Mais, après plusieurs mois, je sentis que quelque chose avait changé ; mon père n'avait plus vraiment cet air fatigué, mais juste inquiet.

- « Alors, comment à se passe à l'école ? Tu t'es fait des amis au moins ? » me demandait-il de plus en plus souvent et, à chaque fois, je lui répétais que 'oui'... mais en réalité, je n'arrivais juste pas à m'intéresser à la mode, à la musique... aux trucs dont la plupart des filles de ma classe parlaient quoi. Pour être tout à fait honnête, j'avais tendance à les éviter un peu ; à voir toutes les horreurs qu'elles faisaient subir à certaines...

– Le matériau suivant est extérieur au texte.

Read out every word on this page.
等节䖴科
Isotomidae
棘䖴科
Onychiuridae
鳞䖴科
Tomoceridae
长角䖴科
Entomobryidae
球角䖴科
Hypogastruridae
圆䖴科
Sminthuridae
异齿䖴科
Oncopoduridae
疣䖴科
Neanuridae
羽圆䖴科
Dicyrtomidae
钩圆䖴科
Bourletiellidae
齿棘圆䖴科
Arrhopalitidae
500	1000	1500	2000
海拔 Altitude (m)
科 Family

Nan, au final, j'avais un peu plus de point communs avec les garçons ; le sport, la force, la vitesse... tout ça, on l'avait en commun, même si eux trouvaient plus marrant de courir après un ballon alors que voler pour l'attraper était bien plus excitant !

Je leur en avait d'ailleurs parlé, mais ils m'avaient ri au nez avant de retourner jouer.

- « Bah, si t'as autant d'imagination que de muscles, je comprends le raisonnement ! » avait rit Quentin, un garçon brun à lunettes avec qui je m'entendais relativement bien. « Allez, marque-nous ce penalty Rambo ! » avait-il ajouté alors que je me mettais en place sur le terrain de fortune.

- « ALLEZ ? TAPES AUSSI FORT QUE T'ES MOCHE, ÇA VA PASSER ! » avait soudainement crié un garçon de l'équipe adverse ; le pied prêt à frapper, je restais là quelques secondes avant de donner un grand coup qui, comme un boulet de canon, parti vers les buts ; je ne marquai pas.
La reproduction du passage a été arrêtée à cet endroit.